Trasformazioni, abbandono e rinascita archeologica
Durante l’Alto Medioevo, il complesso dei Fori Imperiali e del Foro Romano attraversò una fase di profondo abbandono. Sebbene gran parte delle strutture antiche fosse soggetta a interramento e degrado, proprio questo processo contribuì paradossalmente alla loro conservazione. Gli unici edifici a mantenere una funzione attiva furono quelli trasformati in chiese a partire dal VI secolo d.C., garantendo così una continuità d’uso e una maggiore tutela.
Tra le principali trasformazioni medievali si ricordano:
- La Curia Iulia, convertita nella chiesa di Sant’Adriano.
- Il Tempio di Romolo, divenuto Santi Cosma e Damiano.
- Un ambiente del Palazzo Imperiale, trasformato nella chiesa di Santa Maria Antiqua.
- Il Tempio di Antonino e Faustina, adattato alla chiesa di San Lorenzo in Miranda.
Con il passare dei secoli, la memoria della funzione politica e religiosa del Foro antico svanì. In età medievale l’area venne infatti chiamata Campo Vaccino, a testimonianza del suo uso come pascolo per il bestiame.





Dal Rinascimento alla perdita dei monumenti antichi
Contrariamente a quanto si potrebbe immaginare, le distruzioni più significative dei monumenti dei Fori non avvennero nel Medioevo, ma nel Rinascimento. Con la ripresa dei cantieri edilizi a Roma, il Foro Romano fu sfruttato come una vera e propria cava di materiali.
Le demolizioni più pesanti si verificarono tra il 1540 e il 1550, quando la costruzione della nuova Basilica di San Pietro richiese enormi quantità di marmo e pietra. Nonostante le denunce di artisti e intellettuali come Raffaello e Michelangelo, molti edifici ancora quasi intatti – tra cui il Tempio del Divo Giulio, il Tempio di Saturno e quello dei Dioscuri – vennero smantellati fino a raggiungere l’aspetto frammentario con cui li conosciamo oggi.
È in questo periodo che nasce il celebre detto:
“Per costruire la Roma dei Papi si distrusse la Roma dei Cesari.”

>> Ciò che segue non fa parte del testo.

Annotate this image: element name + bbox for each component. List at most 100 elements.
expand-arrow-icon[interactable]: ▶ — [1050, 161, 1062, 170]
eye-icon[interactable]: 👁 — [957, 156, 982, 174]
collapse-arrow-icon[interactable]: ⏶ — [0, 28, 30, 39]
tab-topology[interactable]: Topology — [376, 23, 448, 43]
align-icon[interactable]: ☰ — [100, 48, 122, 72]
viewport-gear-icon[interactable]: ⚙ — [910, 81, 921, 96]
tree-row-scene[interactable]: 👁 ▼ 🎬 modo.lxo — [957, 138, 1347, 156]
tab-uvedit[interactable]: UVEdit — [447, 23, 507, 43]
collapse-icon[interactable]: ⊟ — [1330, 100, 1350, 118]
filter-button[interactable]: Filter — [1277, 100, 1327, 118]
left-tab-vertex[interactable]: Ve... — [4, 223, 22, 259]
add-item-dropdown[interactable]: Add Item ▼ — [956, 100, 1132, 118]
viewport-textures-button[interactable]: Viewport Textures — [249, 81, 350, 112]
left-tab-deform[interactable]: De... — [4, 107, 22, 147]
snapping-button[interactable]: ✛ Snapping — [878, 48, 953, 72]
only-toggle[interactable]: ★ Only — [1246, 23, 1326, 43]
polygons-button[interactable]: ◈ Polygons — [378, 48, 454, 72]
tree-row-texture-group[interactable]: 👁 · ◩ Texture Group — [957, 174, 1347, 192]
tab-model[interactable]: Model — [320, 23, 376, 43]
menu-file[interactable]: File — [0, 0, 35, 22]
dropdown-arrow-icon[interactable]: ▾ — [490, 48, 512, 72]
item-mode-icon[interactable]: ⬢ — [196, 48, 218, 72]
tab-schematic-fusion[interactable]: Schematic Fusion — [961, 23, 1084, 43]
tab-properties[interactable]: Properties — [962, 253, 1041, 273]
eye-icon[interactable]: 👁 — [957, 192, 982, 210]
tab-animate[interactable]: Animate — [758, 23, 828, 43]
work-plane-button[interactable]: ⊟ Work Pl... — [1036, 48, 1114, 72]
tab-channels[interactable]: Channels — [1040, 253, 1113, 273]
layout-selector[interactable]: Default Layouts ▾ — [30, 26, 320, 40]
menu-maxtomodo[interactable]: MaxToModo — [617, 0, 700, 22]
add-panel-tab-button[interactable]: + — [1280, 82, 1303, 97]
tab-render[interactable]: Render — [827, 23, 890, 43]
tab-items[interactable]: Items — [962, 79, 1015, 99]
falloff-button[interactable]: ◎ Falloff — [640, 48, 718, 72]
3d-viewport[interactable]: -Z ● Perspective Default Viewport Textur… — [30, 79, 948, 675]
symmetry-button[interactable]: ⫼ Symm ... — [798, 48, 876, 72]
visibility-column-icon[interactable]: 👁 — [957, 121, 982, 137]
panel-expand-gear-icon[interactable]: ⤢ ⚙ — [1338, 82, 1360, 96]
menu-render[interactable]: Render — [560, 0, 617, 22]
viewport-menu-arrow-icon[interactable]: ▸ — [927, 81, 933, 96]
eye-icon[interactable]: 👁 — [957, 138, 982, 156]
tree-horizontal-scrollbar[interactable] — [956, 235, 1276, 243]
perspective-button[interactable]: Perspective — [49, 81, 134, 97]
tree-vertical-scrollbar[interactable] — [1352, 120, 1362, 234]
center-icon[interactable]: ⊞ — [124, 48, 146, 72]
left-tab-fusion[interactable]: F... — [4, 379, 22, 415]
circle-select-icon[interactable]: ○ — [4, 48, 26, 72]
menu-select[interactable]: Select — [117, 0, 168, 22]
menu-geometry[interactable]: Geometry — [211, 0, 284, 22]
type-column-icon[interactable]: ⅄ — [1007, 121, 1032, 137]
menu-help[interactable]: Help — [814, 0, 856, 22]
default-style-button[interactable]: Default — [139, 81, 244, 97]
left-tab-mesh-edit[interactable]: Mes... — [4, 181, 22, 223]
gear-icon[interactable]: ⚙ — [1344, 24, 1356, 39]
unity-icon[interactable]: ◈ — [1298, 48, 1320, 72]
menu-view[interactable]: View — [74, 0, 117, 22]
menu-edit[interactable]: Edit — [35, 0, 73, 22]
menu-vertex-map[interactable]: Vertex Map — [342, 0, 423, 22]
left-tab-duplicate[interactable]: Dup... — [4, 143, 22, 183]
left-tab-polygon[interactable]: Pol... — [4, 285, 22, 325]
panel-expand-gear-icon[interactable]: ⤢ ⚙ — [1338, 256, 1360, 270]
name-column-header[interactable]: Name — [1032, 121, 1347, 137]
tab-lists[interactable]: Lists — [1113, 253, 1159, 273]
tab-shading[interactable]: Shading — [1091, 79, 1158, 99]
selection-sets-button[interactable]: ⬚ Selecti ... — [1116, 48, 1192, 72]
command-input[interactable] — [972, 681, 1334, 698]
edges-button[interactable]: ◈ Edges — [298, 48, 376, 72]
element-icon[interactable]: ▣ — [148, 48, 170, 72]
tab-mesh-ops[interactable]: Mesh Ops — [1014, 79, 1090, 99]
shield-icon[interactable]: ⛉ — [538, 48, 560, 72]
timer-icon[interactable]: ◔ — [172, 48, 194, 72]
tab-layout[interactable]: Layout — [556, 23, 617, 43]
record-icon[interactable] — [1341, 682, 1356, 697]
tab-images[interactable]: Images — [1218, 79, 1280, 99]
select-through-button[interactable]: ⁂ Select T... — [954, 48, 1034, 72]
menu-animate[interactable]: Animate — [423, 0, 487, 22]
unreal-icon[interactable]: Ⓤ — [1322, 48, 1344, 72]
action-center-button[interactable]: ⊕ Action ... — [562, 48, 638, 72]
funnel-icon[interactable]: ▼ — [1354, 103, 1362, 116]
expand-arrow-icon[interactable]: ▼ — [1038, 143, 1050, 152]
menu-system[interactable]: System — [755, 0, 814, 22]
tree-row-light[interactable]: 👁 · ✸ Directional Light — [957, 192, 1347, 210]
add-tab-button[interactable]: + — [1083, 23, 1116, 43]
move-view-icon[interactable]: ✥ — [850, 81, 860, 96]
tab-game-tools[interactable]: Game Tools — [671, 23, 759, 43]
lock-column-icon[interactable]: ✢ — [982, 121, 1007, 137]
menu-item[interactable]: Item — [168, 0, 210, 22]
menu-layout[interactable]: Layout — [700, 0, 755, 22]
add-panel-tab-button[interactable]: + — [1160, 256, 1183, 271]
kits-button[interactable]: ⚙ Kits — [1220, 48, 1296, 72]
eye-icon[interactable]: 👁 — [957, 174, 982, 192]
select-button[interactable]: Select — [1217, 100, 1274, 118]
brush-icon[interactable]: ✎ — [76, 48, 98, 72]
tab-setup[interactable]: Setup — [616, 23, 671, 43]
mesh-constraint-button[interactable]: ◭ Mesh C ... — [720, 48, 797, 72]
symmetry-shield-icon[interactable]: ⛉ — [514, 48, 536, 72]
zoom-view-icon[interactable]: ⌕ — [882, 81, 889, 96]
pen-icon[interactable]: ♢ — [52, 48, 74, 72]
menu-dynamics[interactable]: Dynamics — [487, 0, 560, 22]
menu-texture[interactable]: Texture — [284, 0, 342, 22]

La riscoperta archeologica tra Settecento e Ottocento
A partire dalla fine del Settecento, con l’Illuminismo, tornò a crescere l’interesse per le antichità romane. Tuttavia, fu solo dopo l’Unità d’Italia che iniziarono gli scavi sistematici nel Foro Romano e nei Fori Imperiali.
Figure fondamentali per questa nuova stagione furono:
- Pietro Rosa
- Giuseppe Fiorelli
- Rodolfo Lanciani
- Giacomo Boni
Grazie ai loro studi e ai loro scavi, la conoscenza della Roma antica compì un salto decisivo, ponendo le basi dell’archeologia moderna e restituendo alla città la memoria storica dei suoi monumenti più rappresentativi.
Fonte: Guida Archeologica di Roma, a cura di Adriano La Regina, Milano, Electa, 2005, p. 16.